Detectives Investigamas. Lo que solo ve la cámara del detective privado.

Publicado: Sábado, 21 Febrero 2015

 

Una vez confirmada la solicitud de investigación y confirmado el interés legítimo de la persona o empresa que solicita la investigación, el detective actuante empieza a guardar "aparatos electrónicos" en sus maletines profesionales, debidamente organizados y con la mayor destreza posible, saliendo a la calle a realizar la investigación de campo.

Desarrollo:

El detective después de situarse en el punto estratégico adecuado husmea es su bolsillo y extrae lo que es una de sus principales instrumentos de trabajo LA CÁMARA.

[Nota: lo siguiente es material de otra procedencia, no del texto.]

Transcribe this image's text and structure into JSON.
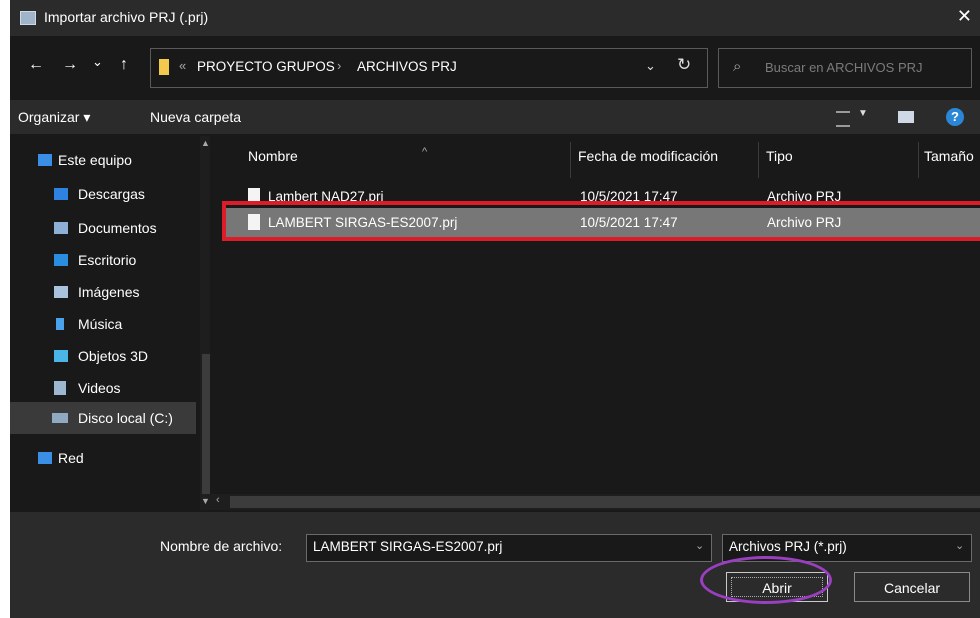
{
  "window": {
    "title": "Importar archivo PRJ (.prj)",
    "close_glyph": "✕"
  },
  "nav_buttons": {
    "back": "←",
    "forward": "→",
    "recent": "⌄",
    "up": "↑"
  },
  "address": {
    "overflow_chevron": "«",
    "crumbs": [
      "PROYECTO GRUPOS",
      "ARCHIVOS PRJ"
    ],
    "separator": "›",
    "dropdown_glyph": "⌄",
    "refresh_glyph": "↻"
  },
  "search": {
    "placeholder": "Buscar en ARCHIVOS PRJ",
    "icon": "search-icon"
  },
  "toolbar": {
    "organize": "Organizar ▾",
    "new_folder": "Nueva carpeta",
    "help": "?",
    "view_dropdown": "▼"
  },
  "sidebar": {
    "items": [
      {
        "label": "Este equipo",
        "icon": "computer-icon",
        "color": "#3a8ee6"
      },
      {
        "label": "Descargas",
        "icon": "download-icon",
        "color": "#2f83e0"
      },
      {
        "label": "Documentos",
        "icon": "documents-icon",
        "color": "#8fb0d6"
      },
      {
        "label": "Escritorio",
        "icon": "desktop-icon",
        "color": "#2a8de0"
      },
      {
        "label": "Imágenes",
        "icon": "pictures-icon",
        "color": "#a9c3de"
      },
      {
        "label": "Música",
        "icon": "music-icon",
        "color": "#4aa3ea"
      },
      {
        "label": "Objetos 3D",
        "icon": "objects3d-icon",
        "color": "#4ab6e8"
      },
      {
        "label": "Videos",
        "icon": "videos-icon",
        "color": "#9db7d0"
      },
      {
        "label": "Disco local (C:)",
        "icon": "drive-icon",
        "color": "#8fa9c2"
      },
      {
        "label": "Red",
        "icon": "network-icon",
        "color": "#3a8ee6"
      }
    ],
    "selected_index": 8
  },
  "columns": [
    "Nombre",
    "Fecha de modificación",
    "Tipo",
    "Tamaño"
  ],
  "files": [
    {
      "name": "Lambert NAD27.prj",
      "date": "10/5/2021 17:47",
      "type": "Archivo PRJ"
    },
    {
      "name": "LAMBERT SIRGAS-ES2007.prj",
      "date": "10/5/2021 17:47",
      "type": "Archivo PRJ"
    }
  ],
  "selected_file_index": 1,
  "footer": {
    "filename_label": "Nombre de archivo:",
    "filename_value": "LAMBERT SIRGAS-ES2007.prj",
    "filetype_value": "Archivos PRJ (*.prj)",
    "open_label": "Abrir",
    "cancel_label": "Cancelar"
  },
  "annotation_colors": {
    "selection_box": "#dc1c28",
    "open_button_ellipse": "#9a3fc0"
  }
}
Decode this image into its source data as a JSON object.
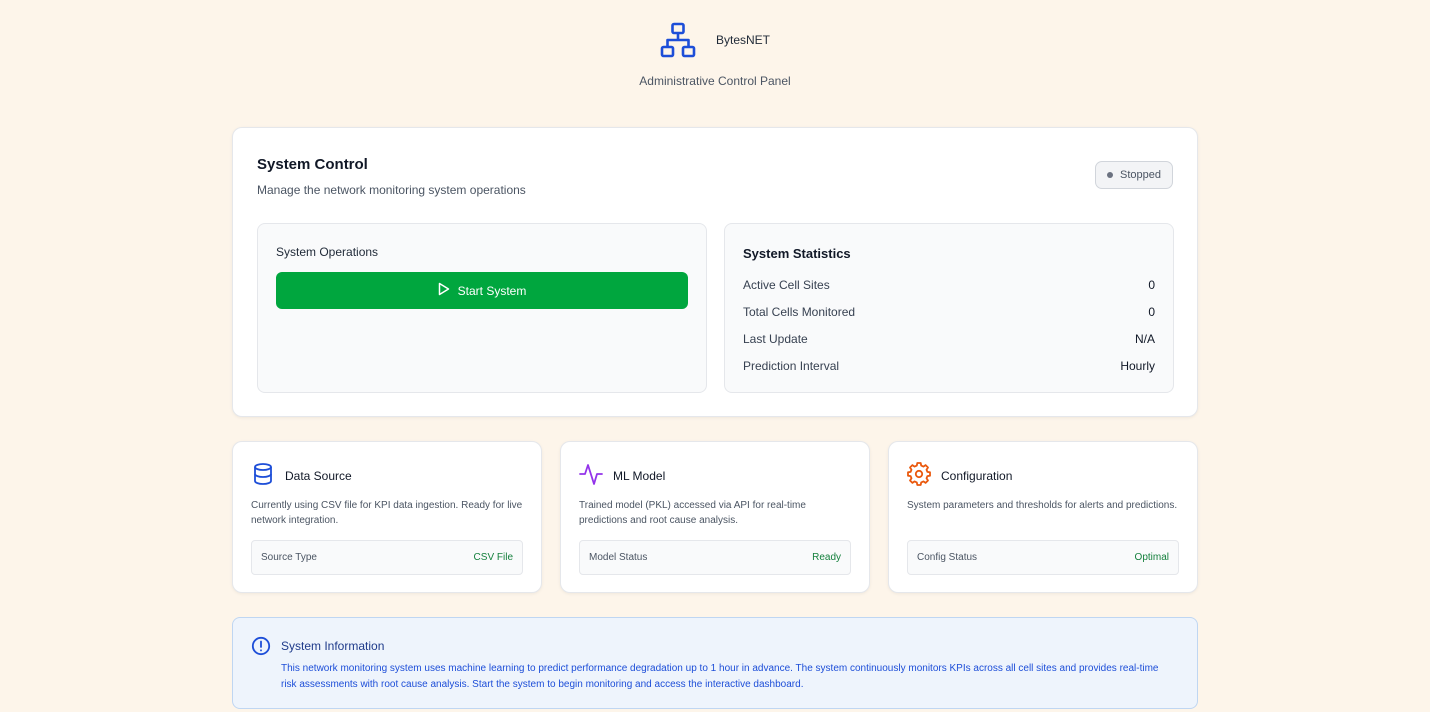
{
  "header": {
    "brand": "BytesNET",
    "subtitle": "Administrative Control Panel",
    "logo_icon": "network-hierarchy-icon",
    "accent_color": "#1d4ed8"
  },
  "system_control": {
    "title": "System Control",
    "description": "Manage the network monitoring system operations",
    "status": "Stopped",
    "operations": {
      "title": "System Operations",
      "start_button": "Start System",
      "button_color": "#00a63e"
    },
    "statistics": {
      "title": "System Statistics",
      "rows": [
        {
          "label": "Active Cell Sites",
          "value": "0"
        },
        {
          "label": "Total Cells Monitored",
          "value": "0"
        },
        {
          "label": "Last Update",
          "value": "N/A"
        },
        {
          "label": "Prediction Interval",
          "value": "Hourly"
        }
      ]
    }
  },
  "cards": [
    {
      "icon": "database-icon",
      "title": "Data Source",
      "description": "Currently using CSV file for KPI data ingestion. Ready for live network integration.",
      "row_label": "Source Type",
      "row_value": "CSV File"
    },
    {
      "icon": "activity-icon",
      "title": "ML Model",
      "description": "Trained model (PKL) accessed via API for real-time predictions and root cause analysis.",
      "row_label": "Model Status",
      "row_value": "Ready"
    },
    {
      "icon": "gear-icon",
      "title": "Configuration",
      "description": "System parameters and thresholds for alerts and predictions.",
      "row_label": "Config Status",
      "row_value": "Optimal"
    }
  ],
  "system_info": {
    "icon": "alert-circle-icon",
    "title": "System Information",
    "text": "This network monitoring system uses machine learning to predict performance degradation up to 1 hour in advance. The system continuously monitors KPIs across all cell sites and provides real-time risk assessments with root cause analysis. Start the system to begin monitoring and access the interactive dashboard."
  }
}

¿Que se ve a través del objetivo de la cámara del detective? 

Eso es lo que quisieran saber muchas personas que se ven inmersa en un procedimiento judicial por un despido, o por bajas fingidas, así como otros que más allá de las sospechas temen haber sido cazados por el objetivo del detective.

Cada situación es distinta, como lo es también cada investigación. El detective privado comienza su trabajo dispuesto a utilizar tres ojos de observación para que no se le escape detalle alguno. Tiene dos con los que capta la situación tratando que las décimas de segundo que dura un parpadeo, se convierta en milésimas, y el tercero que se pone en funcionamiento para recoger la oportuna prueba.

El sujeto investigado sale de su portal, introduciéndose en el vehículo de su propiedad, pero la cámara del detective ya ha captado ese momento. Se puede comprobar que en vez de dirigirse al lugar donde supuestamente tenía una reunión, estaciona su vehículo en un restaurante restaurante lejos del destino previsto. se apea del mismo, y se encuentra con una persona de sexo femenino. Después de haber hecho las indagaciones oportunas el detective se da de cuenta que no corresponde a ninguno de sus círculos recogiendo las imágenes de tan inesperado encuentro. Con la paciencia que caracteriza la profesión de detective privado y después de una larga espera, la pareja se dirige de nuevo a su vehículo, pero, ¿hacia donde? Eso es algo siempre incierto la cosa puede acabar a doscientos metros del lugar, como iniciar un largo desplazamiento a Asturias, Salamanca, o León. Pero en este caso no ha sido a ninguno de los sitios esperados, el vehículo se dirige a la loacalidad de Zamora, algo que la parte contratante había descartado por completo y se le escapaba a sus sospechas de infidelidad.

Detenido el vehículo en la citada localidad y a mucha distancia de su domicilio conyugal, el objetivo se ve más libre e impune, fundiéndose en un emotivo y cariñoso abrazo con la persona que le acompaña. 
El tercer ojo del detective ha registrado el tan fugaz desplazamiento como el tan elocuente encuentro, cerrado su tercer ojo cuando ambos hacen entrada en un hotel de la mencionada localidad.  

Al día siguiente y entre papeles que solo puede ver con ojos propios recoge de nuevo su cámara e inicia su trabajo para desmontar la falsedad de un trabajador que manifiesta a su médico y a su empresa el tener un dolor inexplicable que le impide hacer esfuerzos, con la consiguiente baja laboral que ello conlleva y en este caso una de las muchas bajas ficticias.

Nos situamos en una acera cualquiera de una calle de Málaga, y observamos como el individuo se dirige a una gasolinera próxima a su domicilio a pie, evidentemente no va repostar, el no se alimenta de gasolina, pero algo se cuece o se ha dejado de cocer porque vemos como después de pagar al trabajador de la gasolinera, éste se acerca con él para coger una bombona de gas butano. Entre bromas la compañera detective y yo elaboramos una hipótesís (será un ejercicio de rehabilitación para ese fuerte dolor de espalda). Se dirige con el peso encima a su domicilio situado a 200 metros de distancia y ahora lo entendemos que la carga se le hacía pesada porque le espera su mujer en el portal y osada y cortesmente le entrega una bolsa de la compra la cual se dispone a transportar (buen esposo donde los haya).

Ya puede descansar el tercer ojo, aunque la labor del detective continúa hasta la redacción final del informe escrito, que tendrá que ratificar en el juzgado. Hasta entonces mantendrá los otros dos ojos restantes abiertos.